In St. Louis, the drug trade became even more chaotic: People who used to know where their drugs were coming from no longer did. Fentanyl for a time was hard to find, and some turned to less-potent heroin.

But the Chinese laboratories rebounded and resumed shipping the chemicals to Mexico, where cartels process them, Felbab-Brown said. Pandemic border closures presented cartels with added incentive to traffic fentanyl: It is incredibly potent and profitable. The equivalent of a trunkful of heroin or cocaine can be carried across the border in a small suitcase.

And here is the rub.  Why are we not talking about the tragedy and impact of the loss of nearly 100,000 people a year and instead focus our political energies on controlling long guns which account for 750-1,000 of gun deaths.  All our time on 1,000 nearly no time on the 100,000 are dying from dug overdoses.  

My guess is that this is a partisan problem where both parties have backed themselves in untenable positions.  The Republicans are most associated with the get tough on crime strategies of the late nineties when violent crime peaked.  It has plummeted since then.  Did broken windows policing and three-strikes legislation cause the decline?  The correlation is clear and strong but the causation a little more unclear.

The two approaches drove down violent crime but never really "solved" drug addiction.  That is a third rail which no one wants to touch because there don't seem to be clearly effective solutions which are also politically expedient for either party.  

I don't think the Republicans want to be associated with the Just Say No days though they do campaign on tough on crime.  

For Democrats it is as nasty briar patch as for Republicans.  They are famously weak on crime which doesn't play well in an era of rising crime.  The racializing of the drug overdose catastrophe also complicates the management of their various factions.  They don't want to be seen to be over-solicitous of white victims when blacks were the clear victims of the three-strikes legislation which many Democrats supported.

And for both parties there is the China card.  As Afghanistan is a primary source of opium, it appears that China is the global leader in provision of fentanyl.  If true, and data is underreported, then it has been a markedly successful war on the US.  Six divisions of Americans are dying each year without China doing anything particularly overt.  The US lost less than a third of a division during the entirety of the Normandy Landings.  

And for either policy, while dealing with China's Pacific ambitions, trying to get cooperation on Covid-19 origins, cybersecurity attacks, patent theft, etc. why would you want to throw Fentanyl into the mix of issues to be dealt with?

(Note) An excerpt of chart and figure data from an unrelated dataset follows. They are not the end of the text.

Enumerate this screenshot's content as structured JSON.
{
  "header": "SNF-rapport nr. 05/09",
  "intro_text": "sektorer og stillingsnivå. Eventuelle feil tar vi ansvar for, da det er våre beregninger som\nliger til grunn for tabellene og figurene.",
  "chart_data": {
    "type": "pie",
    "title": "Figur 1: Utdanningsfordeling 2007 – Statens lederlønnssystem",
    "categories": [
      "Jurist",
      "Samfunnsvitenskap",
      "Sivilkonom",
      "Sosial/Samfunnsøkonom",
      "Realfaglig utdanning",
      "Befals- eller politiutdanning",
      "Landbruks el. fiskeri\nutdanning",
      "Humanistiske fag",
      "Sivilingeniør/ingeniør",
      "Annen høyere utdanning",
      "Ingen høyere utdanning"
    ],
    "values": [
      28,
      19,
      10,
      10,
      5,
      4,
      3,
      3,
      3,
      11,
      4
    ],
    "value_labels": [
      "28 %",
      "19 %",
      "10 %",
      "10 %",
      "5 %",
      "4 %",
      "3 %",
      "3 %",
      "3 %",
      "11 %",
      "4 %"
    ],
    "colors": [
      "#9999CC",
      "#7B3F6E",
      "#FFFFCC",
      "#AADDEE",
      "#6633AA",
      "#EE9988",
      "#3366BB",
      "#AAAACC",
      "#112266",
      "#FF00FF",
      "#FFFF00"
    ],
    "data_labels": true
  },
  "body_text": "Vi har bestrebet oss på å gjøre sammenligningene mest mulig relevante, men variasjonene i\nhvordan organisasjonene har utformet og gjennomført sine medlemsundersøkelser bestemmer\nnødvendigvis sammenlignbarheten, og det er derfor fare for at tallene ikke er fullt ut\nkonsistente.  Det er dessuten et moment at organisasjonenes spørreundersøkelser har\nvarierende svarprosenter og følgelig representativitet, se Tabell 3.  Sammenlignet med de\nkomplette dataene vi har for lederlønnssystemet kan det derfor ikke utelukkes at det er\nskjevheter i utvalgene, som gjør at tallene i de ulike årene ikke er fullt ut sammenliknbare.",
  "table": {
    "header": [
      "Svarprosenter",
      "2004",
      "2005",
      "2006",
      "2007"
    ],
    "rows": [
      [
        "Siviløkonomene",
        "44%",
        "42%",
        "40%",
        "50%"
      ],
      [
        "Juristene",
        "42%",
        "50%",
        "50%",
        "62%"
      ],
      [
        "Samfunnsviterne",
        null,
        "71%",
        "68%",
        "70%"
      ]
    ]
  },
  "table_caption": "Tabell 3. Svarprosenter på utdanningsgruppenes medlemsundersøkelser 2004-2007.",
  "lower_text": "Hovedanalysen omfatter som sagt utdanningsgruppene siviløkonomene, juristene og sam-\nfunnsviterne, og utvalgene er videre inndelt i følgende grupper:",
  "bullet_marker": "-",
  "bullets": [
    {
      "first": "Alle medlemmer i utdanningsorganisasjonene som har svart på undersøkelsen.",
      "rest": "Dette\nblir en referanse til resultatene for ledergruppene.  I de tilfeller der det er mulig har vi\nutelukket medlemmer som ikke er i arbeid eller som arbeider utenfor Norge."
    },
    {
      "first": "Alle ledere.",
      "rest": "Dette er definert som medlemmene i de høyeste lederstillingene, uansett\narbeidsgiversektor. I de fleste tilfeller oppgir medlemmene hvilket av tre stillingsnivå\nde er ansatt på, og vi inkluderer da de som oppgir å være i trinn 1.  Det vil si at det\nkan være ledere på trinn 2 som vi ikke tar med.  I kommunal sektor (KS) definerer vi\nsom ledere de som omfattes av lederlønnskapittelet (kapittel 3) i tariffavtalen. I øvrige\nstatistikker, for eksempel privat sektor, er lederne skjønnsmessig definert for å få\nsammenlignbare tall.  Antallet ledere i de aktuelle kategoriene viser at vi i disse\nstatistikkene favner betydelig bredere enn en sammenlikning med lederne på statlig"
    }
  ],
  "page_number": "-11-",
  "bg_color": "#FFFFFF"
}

For most people it is obvious - Because it is killing nearly 100,000 Americans a year.  For politicians it is less obvious.  The War on Drugs is tainted.  The probability of cooperation from China low.  The possibility of being besmirched from a race angle is increasing.  The 100,000 deaths are underrepresented among the Mandarin Class.  Why invest political capital? is, I suspect, a self-answering negative.

As an ordinary American I feel incredibly frustrated by the lack of seriousness and humanity among some of the key members of our two major parties.  Yes, it is a hard problem and could be politically ruinous to any individual politician.  But it is already ruinous to 100,000 Americans each year.